To run only one side:

bash
make backend    # FastAPI only
make frontend   # Next.js only

4) Verify health

5) First transcription

Use the API UI at http://localhost:8000/docs or curl:

bash
curl -X POST "http://localhost:8000/api/transcribe/" \
  -F "file=@backend/saled/demo.wav" \
  -F "model_name=tiny.en" \
  -F "diarize=true"

Response contains job_id.
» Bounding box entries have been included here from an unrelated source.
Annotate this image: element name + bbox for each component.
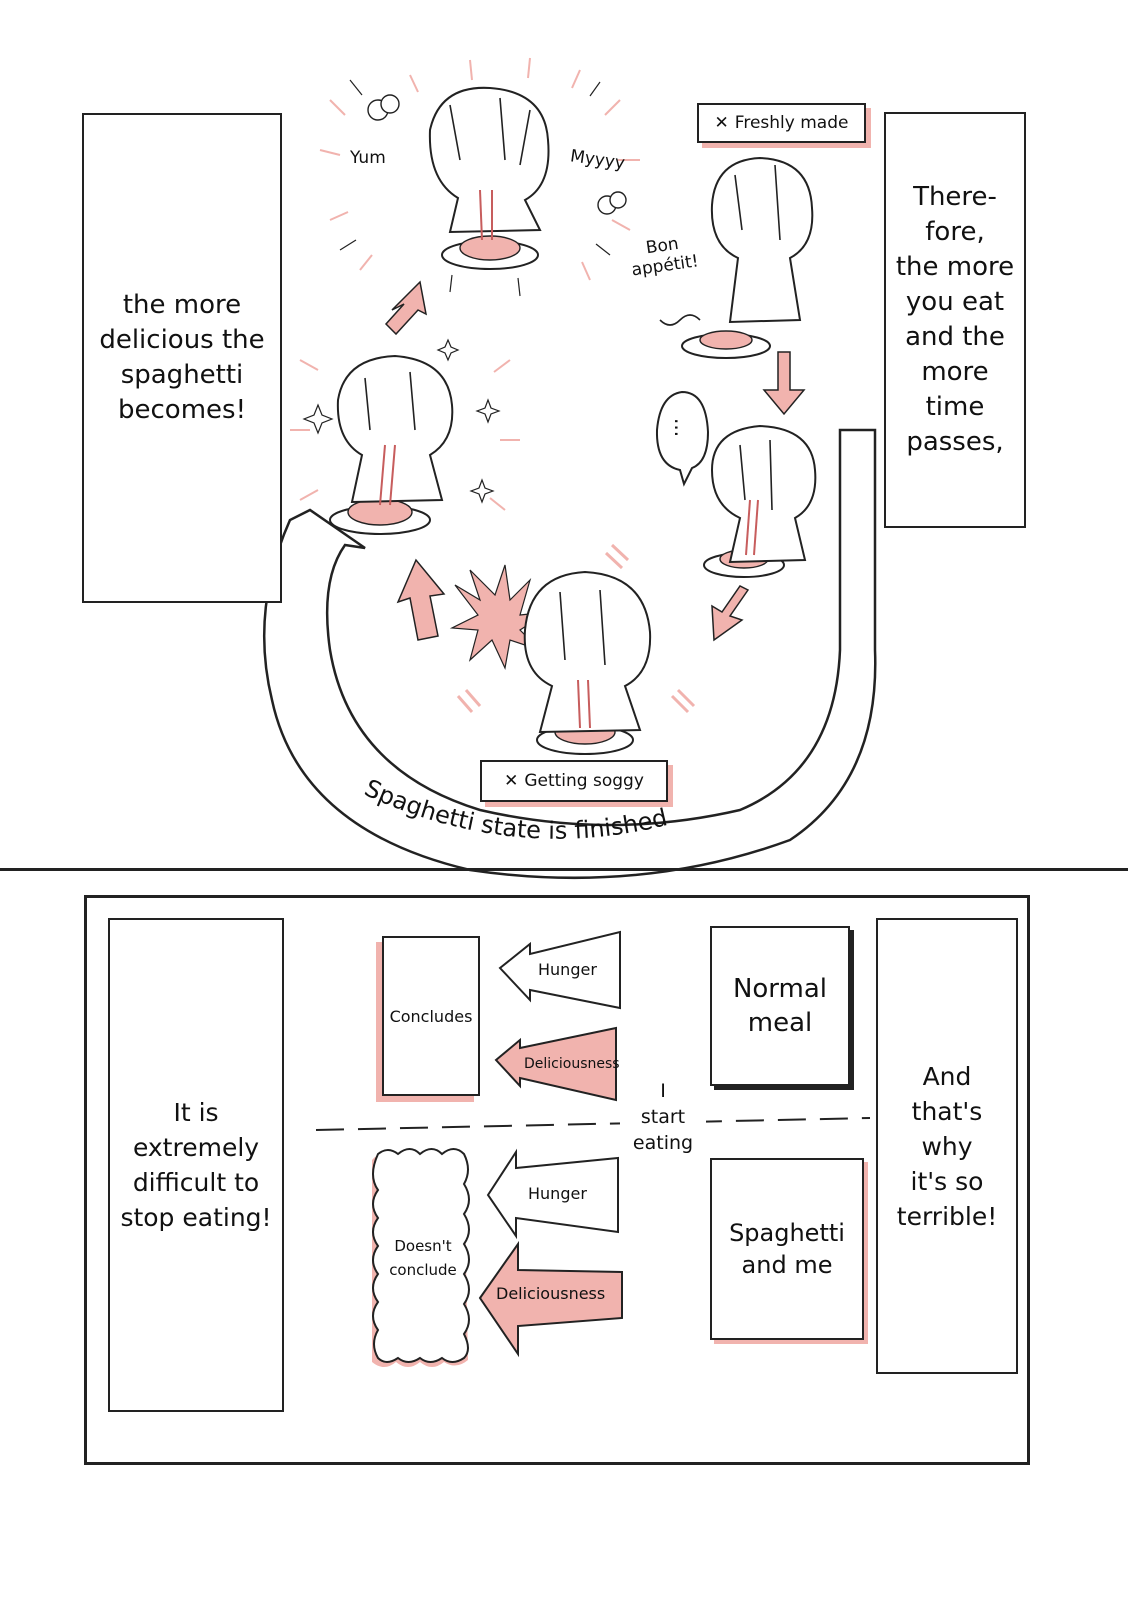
character-sparkly	[336, 354, 454, 504]
doesnt-conclude-label: Doesn't conclude	[389, 1237, 457, 1279]
freshly-made-label: Freshly made	[734, 113, 849, 133]
top-left-caption: the more delicious the spaghetti becomes…	[99, 290, 265, 425]
arrow-up-left	[396, 558, 446, 641]
normal-meal-label: Normal meal	[732, 974, 828, 1038]
cycle-track	[262, 428, 877, 880]
bottom-left-caption-box: It is extremely difficult to stop eating…	[108, 918, 284, 1412]
deliciousness-bottom-label: Deliciousness	[496, 1284, 606, 1303]
spaghetti-and-me-label: Spaghetti and me	[729, 1219, 845, 1279]
getting-soggy-tag: ✕ Getting soggy	[480, 760, 668, 802]
hunger-top-label: Hunger	[538, 960, 597, 979]
freshly-made-tag: ✕ Freshly made	[697, 103, 866, 143]
bottom-right-caption: And that's why it's so terrible!	[896, 1061, 998, 1231]
character-soggy	[523, 570, 652, 734]
tag-mark-icon: ✕	[504, 771, 519, 791]
bottom-left-caption: It is extremely difficult to stop eating…	[120, 1098, 272, 1232]
top-right-caption-box: There- fore, the more you eat and the mo…	[884, 112, 1026, 528]
speech-bubble	[655, 390, 710, 487]
top-right-caption: There- fore, the more you eat and the mo…	[895, 182, 1015, 457]
tag-mark-icon: ✕	[714, 113, 729, 133]
bottom-right-caption-box: And that's why it's so terrible!	[876, 918, 1018, 1374]
spaghetti-and-me-box: Spaghetti and me	[710, 1158, 864, 1340]
bottom-panel	[84, 895, 1030, 1465]
yum-sfx: Yum	[350, 148, 386, 168]
arrow-down-left	[711, 585, 750, 642]
concludes-box: Concludes	[382, 936, 480, 1096]
character-bon-appetit	[710, 156, 814, 324]
arrow-up-right	[384, 280, 428, 336]
character-yum	[428, 86, 550, 234]
top-left-caption-box: the more delicious the spaghetti becomes…	[82, 113, 282, 603]
i-start-eating-label: I start eating	[620, 1078, 706, 1156]
deliciousness-top-label: Deliciousness	[524, 1056, 620, 1072]
character-eating	[710, 424, 817, 564]
concludes-label: Concludes	[389, 1006, 473, 1026]
hunger-bottom-label: Hunger	[528, 1184, 587, 1203]
speech-bubble-text: ...	[670, 418, 694, 438]
normal-meal-box: Normal meal	[710, 926, 850, 1086]
arrow-down-right	[762, 351, 806, 416]
getting-soggy-label: Getting soggy	[524, 771, 644, 791]
panel-divider	[0, 868, 1128, 871]
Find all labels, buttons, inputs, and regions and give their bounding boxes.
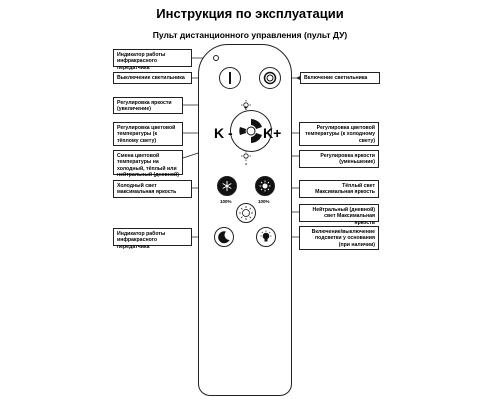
cold-max-percent: 100% <box>220 199 232 204</box>
label-brightness-up: Регулировка яркости (увеличение) <box>113 97 183 114</box>
color-switch-button[interactable] <box>238 118 264 144</box>
label-backlight-toggle: Включение/выключение подсветки у основан… <box>299 226 379 250</box>
neutral-sun-icon <box>239 206 253 220</box>
label-ir-indicator-top: Индикатор работы инфракрасного передатчи… <box>113 49 192 71</box>
power-off-icon <box>229 72 231 84</box>
k-plus-button[interactable]: K+ <box>263 125 282 141</box>
label-neutral-max: Нейтральный (дневной) свет Максимальная … <box>299 204 379 226</box>
label-cold-max: Холодный свет максимальная яркость <box>113 180 192 198</box>
warm-max-percent: 100% <box>258 199 270 204</box>
label-color-temp-warm: Регулировка цветовой температуры (к тёпл… <box>113 122 183 146</box>
brightness-plus-sign: + <box>244 106 248 112</box>
label-color-switch: Смена цветовой температуры на холодный, … <box>113 150 183 185</box>
brightness-down-sun-icon[interactable] <box>241 151 251 161</box>
ir-indicator-led <box>213 55 219 61</box>
label-power-off: Выключение светильника <box>113 72 192 84</box>
backlight-toggle-button[interactable] <box>256 227 276 247</box>
page-title: Инструкция по эксплуатации <box>156 6 344 21</box>
brightness-up-sun-icon[interactable] <box>241 100 251 110</box>
label-ir-indicator-bottom: Индикатор работы инфракрасного передатчи… <box>113 228 192 250</box>
warm-max-button[interactable] <box>255 176 275 196</box>
bulb-icon <box>260 230 272 242</box>
page-subtitle: Пульт дистанционного управления (пульт Д… <box>152 30 348 40</box>
control-ring[interactable] <box>230 110 272 152</box>
moon-icon <box>218 231 230 244</box>
label-warm-max: Тёплый свет Максимальная яркость <box>299 180 379 198</box>
label-color-temp-cold: Регулировка цветовой температуры (к холо… <box>299 122 379 146</box>
cold-max-button[interactable] <box>217 176 237 196</box>
label-brightness-down: Регулировка яркости (уменьшение) <box>299 150 379 168</box>
power-off-button[interactable] <box>219 67 241 89</box>
power-on-button[interactable] <box>259 67 281 89</box>
night-mode-button[interactable] <box>214 227 234 247</box>
neutral-max-button[interactable] <box>236 203 256 223</box>
brightness-minus-sign: - <box>245 161 248 168</box>
power-on-icon <box>263 71 277 85</box>
sun-icon <box>259 180 271 192</box>
label-power-on: Включение светильника <box>300 72 380 84</box>
snowflake-icon <box>222 181 232 191</box>
k-minus-button[interactable]: K - <box>214 125 233 141</box>
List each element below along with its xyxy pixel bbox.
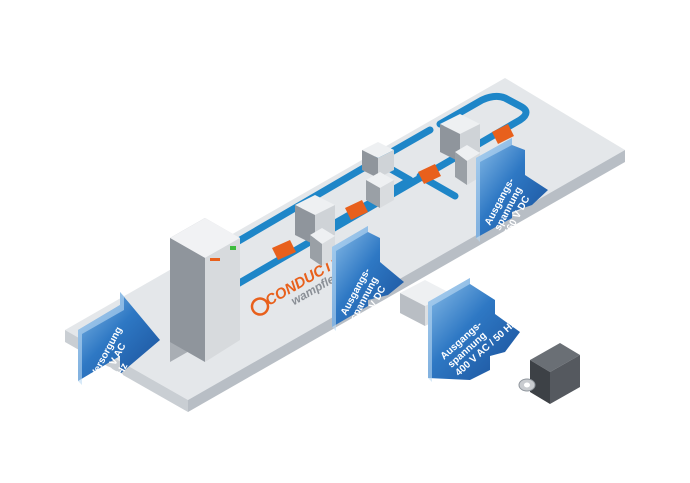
current-collector-icon: [492, 124, 514, 144]
collector-unit-2: [345, 142, 394, 220]
motor: [518, 343, 580, 404]
current-collector-icon: [345, 200, 368, 220]
supply-arrow: Versorgung 400 V AC 50 Hz: [78, 292, 160, 390]
current-collector-icon: [272, 240, 296, 260]
collector-unit-1: [272, 195, 335, 266]
collector-unit-3: [418, 114, 514, 185]
power-cabinet: [170, 218, 240, 362]
status-led-icon: [230, 246, 236, 250]
output-ac-arrow: Ausgangs- spannung 400 V AC / 50 Hz: [428, 278, 520, 382]
cabinet-logo-icon: [210, 258, 220, 261]
current-collector-icon: [418, 164, 441, 184]
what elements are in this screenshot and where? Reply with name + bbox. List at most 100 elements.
Poll status:

bash
curl "http://localhost:8000/api/transcribe/status/<job_id>"

Fetch result:

bash
curl "http://localhost:8000/api/transcribe/result/<job_id>"

6) Using the CLI (optional)

From backend/saled:

bash
./cli.py --help
./cli.py model list
./cli.py model download tiny.en
./cli.py transcribe ../../demo.wav

Troubleshooting

  • Port conflicts: run make clean to kill prior servers.
  • Missing models: run ./cli.py model list and ./cli.py model download <name>.
  • CORS or 500s: check backend logs; every response includes X-Request-ID to trace.
  • Long audio: progress is chunked; for live updates, connect to WebSocket /api/transcribe/live/{job_id}.

Adding a new API route

  1. Create a router in app/routers/<feature>.py with Pydantic models.
  2. Register it in app/main.py with app.include_router.
  3. Implement logic in core/services/<feature>_service.py.
  4. Add tests in backend/saled/tests.

Extending transcription

  • Models: integrate new Whisper variants by extending WhisperTranscriber or mapping in MODEL_REPO_IDS.
  • Progress: emit granular messages via _update_job_status.
  • Diarization: plug in better pipelines; ensure fallbacks remain robust.

Frontend integration notes

  • The UI expects REST endpoints at /api/<feature> and a WebSocket at /api/transcribe/live/{job_id}.
  • CORS is permissive by default; tighten for production.

Production considerations

  • Persistence: move jobs/results from memory to a store (Redis/Postgres/S3 for blobs).
  • Background workers: offload long jobs to a task queue (RQ/Celery/Arq) to isolate API.
  • Rate limits/auth: introduce auth middleware and quotas.
  • Observability: structure logs with request_id; export metrics.
  • Model assets: pre-fetch and cache models using the CLI or at container build time.

Testing and linting

  • Tests live under backend/saled/tests.
  • Lint: make lint runs frontend Prettier/ESLint and backend Ruff.